Thanks for the input, Blake

I tweaked the toe in a bit and this seemed to really help with Saturday’s session in good 3-4’ waves.  No hanging at the top and nice tight radius top turns.

Rode small rights the next day and don’t know it it was my imagination, but didn’t seem as quick off the mark.  Could have been me, the waves or the fins.

Next I’ll have to try your suggestion of decreasing toe a touch.  To my thinking this will have the effect of decreasing the angle of attack in turns?

Now to get a correct fin if work doesn’t keep getting in the way of fun.

[edit some incorrect stuff out]

So is the theory behind this as follows?:

single foiled - lots of lift; double foiled - little lift/no lift

more angle of attack (toe in) = increases lift of a foil

increasing toe on double foiled fin increases lift to something nearer the single foiled fin = surfs more like it should

Decreasing toe will increase angle of attack.

A single foiled fin has an asymmetric lift/drag relation. More lift at positive AOAs, less at negative AOAs, as though the AOA were increased slightly. To match the lift at positive AOAs, you will need to increase the angle of attack of the rail fin (ie: decrease the toe-in). This will, however, negatively impact thrust as that depends on the relative angles of the rail and rear fin. For coming off the top it can be done. However you will lose some bottom turn thrust. 

Its a fun game to surf the same board with rail fins toed in at 1/8", 3/16", 1/4", 5/16", and 3/8". The low toe boards can turn tightly but cannot generate speed, the mid-toe boards cannot turn as tightly but can generate thrust, and the highest toe boards will slide through turns. Thrust is really just a controlled slide through a turn anyway, isn’t it?

hth

 

thanks blakestah. just realised I had absolutely no idea what effect toe had (after shaping and finning about 70 boards).

I guess I need to get some of those adjustable fin systems…

Just to be clear, even a double foiled fin (which presumably experiences no perpendicular forces at 0 degrees) can create lift with an increased angle of attack?
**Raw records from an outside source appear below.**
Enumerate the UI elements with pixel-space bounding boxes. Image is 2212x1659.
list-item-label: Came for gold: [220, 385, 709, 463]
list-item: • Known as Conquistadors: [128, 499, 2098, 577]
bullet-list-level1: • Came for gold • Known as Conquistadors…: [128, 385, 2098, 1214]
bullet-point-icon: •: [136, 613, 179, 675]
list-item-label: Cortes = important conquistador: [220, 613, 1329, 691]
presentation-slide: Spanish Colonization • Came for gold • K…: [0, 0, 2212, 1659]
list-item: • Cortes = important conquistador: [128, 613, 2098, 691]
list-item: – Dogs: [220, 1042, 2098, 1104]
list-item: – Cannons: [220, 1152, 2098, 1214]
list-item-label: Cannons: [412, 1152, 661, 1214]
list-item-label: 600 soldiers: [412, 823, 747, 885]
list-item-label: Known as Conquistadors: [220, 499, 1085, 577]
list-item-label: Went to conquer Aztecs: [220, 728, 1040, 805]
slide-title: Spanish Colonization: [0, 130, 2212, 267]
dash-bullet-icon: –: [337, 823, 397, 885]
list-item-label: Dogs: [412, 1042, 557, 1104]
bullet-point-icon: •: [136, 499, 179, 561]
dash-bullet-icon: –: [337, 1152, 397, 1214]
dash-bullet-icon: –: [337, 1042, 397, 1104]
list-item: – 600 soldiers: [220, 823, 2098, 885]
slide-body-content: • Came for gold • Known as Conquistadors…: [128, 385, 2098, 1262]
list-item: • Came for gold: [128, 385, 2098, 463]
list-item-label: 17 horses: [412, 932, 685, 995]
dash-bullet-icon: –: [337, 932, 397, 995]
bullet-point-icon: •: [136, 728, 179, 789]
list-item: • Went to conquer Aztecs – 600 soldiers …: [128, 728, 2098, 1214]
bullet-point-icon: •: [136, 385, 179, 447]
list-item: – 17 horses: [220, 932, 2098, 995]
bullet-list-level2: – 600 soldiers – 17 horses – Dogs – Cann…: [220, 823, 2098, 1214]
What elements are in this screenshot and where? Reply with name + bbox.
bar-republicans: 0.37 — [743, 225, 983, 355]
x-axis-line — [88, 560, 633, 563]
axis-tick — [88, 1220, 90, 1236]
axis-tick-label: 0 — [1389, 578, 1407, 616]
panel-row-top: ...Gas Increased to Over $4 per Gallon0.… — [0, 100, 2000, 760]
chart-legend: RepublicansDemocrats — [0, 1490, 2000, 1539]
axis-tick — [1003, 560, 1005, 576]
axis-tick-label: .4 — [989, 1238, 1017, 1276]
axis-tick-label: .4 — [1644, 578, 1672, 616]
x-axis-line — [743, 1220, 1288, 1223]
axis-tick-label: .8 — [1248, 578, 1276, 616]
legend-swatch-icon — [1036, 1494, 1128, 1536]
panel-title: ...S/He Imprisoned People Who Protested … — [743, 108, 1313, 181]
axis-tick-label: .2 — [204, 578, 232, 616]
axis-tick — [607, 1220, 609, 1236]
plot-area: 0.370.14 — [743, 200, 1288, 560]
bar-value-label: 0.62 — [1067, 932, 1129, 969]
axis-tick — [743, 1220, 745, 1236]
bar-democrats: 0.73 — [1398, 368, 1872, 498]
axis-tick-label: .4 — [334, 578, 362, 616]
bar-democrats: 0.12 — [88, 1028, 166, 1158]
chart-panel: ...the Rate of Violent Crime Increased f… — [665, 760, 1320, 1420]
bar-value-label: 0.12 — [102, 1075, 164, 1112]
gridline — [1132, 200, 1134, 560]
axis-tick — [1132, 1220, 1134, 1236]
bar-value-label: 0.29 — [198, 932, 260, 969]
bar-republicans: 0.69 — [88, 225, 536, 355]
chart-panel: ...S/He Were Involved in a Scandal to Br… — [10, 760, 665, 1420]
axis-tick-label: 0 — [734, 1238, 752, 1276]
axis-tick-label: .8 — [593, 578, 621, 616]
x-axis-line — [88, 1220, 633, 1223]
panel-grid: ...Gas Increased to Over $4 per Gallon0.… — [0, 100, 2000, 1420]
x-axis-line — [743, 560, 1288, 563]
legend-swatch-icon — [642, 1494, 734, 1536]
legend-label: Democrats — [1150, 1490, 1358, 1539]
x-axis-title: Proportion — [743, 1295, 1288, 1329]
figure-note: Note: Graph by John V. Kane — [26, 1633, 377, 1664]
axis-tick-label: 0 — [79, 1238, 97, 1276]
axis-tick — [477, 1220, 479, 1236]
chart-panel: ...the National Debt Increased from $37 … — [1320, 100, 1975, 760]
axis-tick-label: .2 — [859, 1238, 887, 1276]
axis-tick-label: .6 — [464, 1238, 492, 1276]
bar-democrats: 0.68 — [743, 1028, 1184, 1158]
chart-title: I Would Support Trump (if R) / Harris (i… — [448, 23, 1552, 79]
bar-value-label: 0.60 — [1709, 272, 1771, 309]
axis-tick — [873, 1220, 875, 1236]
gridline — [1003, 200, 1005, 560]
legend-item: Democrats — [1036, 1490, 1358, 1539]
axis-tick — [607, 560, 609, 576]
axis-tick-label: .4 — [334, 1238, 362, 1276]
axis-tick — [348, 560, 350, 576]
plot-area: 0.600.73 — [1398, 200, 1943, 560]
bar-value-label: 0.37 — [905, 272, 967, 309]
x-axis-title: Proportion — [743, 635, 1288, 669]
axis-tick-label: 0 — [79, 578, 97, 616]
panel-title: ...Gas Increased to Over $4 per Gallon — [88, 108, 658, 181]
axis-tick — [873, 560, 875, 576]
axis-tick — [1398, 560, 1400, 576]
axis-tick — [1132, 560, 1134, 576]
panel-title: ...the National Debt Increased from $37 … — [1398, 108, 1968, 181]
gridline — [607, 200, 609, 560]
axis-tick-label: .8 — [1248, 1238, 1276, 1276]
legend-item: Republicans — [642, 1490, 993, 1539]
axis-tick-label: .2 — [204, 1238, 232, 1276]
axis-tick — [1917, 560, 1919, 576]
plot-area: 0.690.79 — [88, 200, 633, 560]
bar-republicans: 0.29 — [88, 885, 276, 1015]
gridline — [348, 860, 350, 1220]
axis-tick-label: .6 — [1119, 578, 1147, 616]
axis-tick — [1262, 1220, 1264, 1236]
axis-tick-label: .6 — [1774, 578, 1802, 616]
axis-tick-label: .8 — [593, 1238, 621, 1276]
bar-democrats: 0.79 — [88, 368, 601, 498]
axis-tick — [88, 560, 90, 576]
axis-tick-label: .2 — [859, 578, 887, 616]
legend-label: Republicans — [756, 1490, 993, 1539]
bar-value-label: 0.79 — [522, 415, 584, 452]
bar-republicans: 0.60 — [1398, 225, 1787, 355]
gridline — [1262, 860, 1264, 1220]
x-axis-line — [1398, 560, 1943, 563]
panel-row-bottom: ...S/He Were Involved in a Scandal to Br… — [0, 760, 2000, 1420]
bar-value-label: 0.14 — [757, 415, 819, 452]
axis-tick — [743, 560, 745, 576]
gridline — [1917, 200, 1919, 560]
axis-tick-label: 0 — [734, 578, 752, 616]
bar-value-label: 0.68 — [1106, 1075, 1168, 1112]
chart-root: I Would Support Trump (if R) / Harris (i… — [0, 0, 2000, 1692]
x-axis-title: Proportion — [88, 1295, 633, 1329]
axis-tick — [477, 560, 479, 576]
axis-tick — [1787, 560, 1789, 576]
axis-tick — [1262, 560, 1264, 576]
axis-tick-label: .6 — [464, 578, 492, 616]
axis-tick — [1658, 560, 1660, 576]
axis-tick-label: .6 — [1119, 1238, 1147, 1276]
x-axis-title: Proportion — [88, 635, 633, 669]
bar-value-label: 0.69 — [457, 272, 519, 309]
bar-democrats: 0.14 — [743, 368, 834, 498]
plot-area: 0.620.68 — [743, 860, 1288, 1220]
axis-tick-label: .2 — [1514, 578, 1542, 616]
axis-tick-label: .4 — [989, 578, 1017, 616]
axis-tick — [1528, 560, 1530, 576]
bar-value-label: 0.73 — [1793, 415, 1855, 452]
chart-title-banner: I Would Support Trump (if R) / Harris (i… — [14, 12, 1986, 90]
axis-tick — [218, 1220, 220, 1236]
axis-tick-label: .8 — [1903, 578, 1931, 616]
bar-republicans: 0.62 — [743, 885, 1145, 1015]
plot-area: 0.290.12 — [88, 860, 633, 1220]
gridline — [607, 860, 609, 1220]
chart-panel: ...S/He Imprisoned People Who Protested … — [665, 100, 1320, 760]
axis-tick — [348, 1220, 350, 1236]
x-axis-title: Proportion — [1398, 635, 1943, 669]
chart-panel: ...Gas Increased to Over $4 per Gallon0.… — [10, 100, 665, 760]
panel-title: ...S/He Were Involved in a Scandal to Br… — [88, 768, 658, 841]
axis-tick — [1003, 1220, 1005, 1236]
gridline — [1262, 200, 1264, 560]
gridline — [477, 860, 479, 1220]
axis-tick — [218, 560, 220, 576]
I’m worried I’ve got the terminology backwards here.

The more the side fins point towards (below) the nose, the easier the board will come around.  It this called more toe or less toe?  Judjing from the comment above, this is less toe?

I spent a few days in Bali going too fast and straight because I had my fins pointing about 4" off the nose.  Wound it back to 2" or so and found a sweet spot between speed and getting vert.

What is the fore-aft spread of your fin cluster? If the rear is at 4 and the front is at 11, it would be a 7 inch spread. 4 and 12 would be an 8 inch spread. If you reduce toe and still want to turn quickly the spread needs to be closer to 7 than to 8 inches - otherwise it will get a little tracky. 

Thanks for the input, Blakestah.

Kneeboarding so fin setting rules abused.  Design rail line for projection, push fins forward for looseness, spread side fins for drive, spread front/rear for control (drive):

9" spread front to back.

Side fins 18" up and 8" off stringer (16-17" apart!).  Rear fin at 9"

Yes, things get tracky when the fins are toed 3-4" off the nose (but it’s fun if you don’t want to turn!)